Собор двумя темными пальцами потеребил толстую мочку. Там, где втыкалось золотое кольцо, кожа темнела и морщилась – то есть серьга у него недавно.
– Он-то, конечно, полагает себя радикалом. Но по-моему, радикал тут я, а он консерватор. – Я ждал, что он засмеется; он сощурился на облака, на телескоп. – Вот я, видимо, о чем.
– То есть вы так консервативны, – предположила Сеньора Испанья, – что аж до радикализма?
– Нет, – засмеялся капитан Кэмп. – Нет. Не в том дело. Может, на самом деле мне политика… не по душе. – Он помолчал. – Но страна-то теперь такая огромная. Роджер… ну, наверно, всем трудно понять… до чего огромна эта страна.
– Если не увидеть ее, – спросил я, – с космического корабля?

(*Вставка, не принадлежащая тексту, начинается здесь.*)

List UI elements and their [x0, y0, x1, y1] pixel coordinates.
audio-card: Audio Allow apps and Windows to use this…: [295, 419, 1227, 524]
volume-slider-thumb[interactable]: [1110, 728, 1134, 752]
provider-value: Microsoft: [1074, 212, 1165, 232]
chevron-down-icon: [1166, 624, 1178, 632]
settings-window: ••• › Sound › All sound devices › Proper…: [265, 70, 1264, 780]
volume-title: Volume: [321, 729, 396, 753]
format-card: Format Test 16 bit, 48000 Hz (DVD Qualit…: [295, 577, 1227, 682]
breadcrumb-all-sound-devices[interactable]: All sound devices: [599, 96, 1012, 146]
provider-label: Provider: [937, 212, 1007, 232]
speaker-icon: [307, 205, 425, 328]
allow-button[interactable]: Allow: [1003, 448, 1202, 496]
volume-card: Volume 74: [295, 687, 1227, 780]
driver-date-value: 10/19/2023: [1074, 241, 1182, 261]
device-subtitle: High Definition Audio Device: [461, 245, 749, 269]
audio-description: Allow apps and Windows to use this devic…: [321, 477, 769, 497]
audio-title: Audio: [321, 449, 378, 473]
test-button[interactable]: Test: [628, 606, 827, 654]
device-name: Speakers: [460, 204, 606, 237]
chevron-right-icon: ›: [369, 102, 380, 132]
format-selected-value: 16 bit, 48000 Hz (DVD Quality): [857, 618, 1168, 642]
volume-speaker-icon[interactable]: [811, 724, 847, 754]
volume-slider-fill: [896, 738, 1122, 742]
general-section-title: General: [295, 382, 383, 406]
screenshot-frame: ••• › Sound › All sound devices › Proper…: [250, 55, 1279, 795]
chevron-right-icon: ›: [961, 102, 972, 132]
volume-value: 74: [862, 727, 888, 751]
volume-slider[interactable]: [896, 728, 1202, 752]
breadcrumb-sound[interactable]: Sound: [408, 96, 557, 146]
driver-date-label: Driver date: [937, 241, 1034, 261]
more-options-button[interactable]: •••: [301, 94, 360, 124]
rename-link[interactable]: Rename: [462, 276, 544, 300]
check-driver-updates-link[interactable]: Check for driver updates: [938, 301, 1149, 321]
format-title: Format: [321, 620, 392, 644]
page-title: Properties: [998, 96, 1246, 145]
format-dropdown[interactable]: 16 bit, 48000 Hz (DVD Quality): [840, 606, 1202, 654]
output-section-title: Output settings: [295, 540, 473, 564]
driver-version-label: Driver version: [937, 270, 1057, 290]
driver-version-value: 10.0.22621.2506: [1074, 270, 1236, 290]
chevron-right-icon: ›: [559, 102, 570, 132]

– Из ракеты, – сказал он. – Нет. Нет, я не о том. Мегалитическая Республика… Мегалитические республики – Соединенные Штаты Америки, Союз Советских Социалистических Республик и Китайская Народная Республика – политические образования совсем иного рода, нежели, допустим, Франция, Борнео, Уругвай или Нигерия. Жители мелких государств это понимают, но не понимают, отчего так. Жители Мегалитических Республик в мелких государствах видят чужеродность, экзотику, не пойми что, но не понимают даже, почему у тех такие истории. Двести миллионов человек, девяносто процентов грамотных, все говорят на одном языке! А теперь сопоставьте, например, с… – Пока он держал паузу, я гадал, сколько примеров у него припасено. – Возьмем Грецию. Каких-то восемь миллионов человек – население целой страны меньше, чем города Нью-Йорка. Мужик из Македонии не поймет мужика с Пелопоннеса. Да черт возьми, мужик с севера Крита не поймет мужика с юга. Моя жена вот решила, что надо бы съездить. И мы прожили там полтора месяца. Это моя первая жена была. Но нигде в Европе нельзя механическим транспортом проехать по прямой дольше восьми часов и не наткнуться на другой язык, другую валюту, другую культуру! Как преподавать три тысячи лет европейской политики американским детям в американских школах или русским детям в русских, когда они живут в странах, где на машине катишь целый день в любую сторону – и не пересекаешь границу? Нужно там побывать, чтобы понять. Вот из вас кто-нибудь ездил в Европу?
Собор кивнул.
Ангел сказал:
– Я в Германии служил, в армии.
– Я не бывал, – сказал Калифорния.
– И я не бывал, – эхом откликнулся я, вспоминая Японию, Австралию, Уругвай.
Сеньора Испанья сказала:
– Я – нет.
Но даже двое подсекли Кэмпу аргументацию.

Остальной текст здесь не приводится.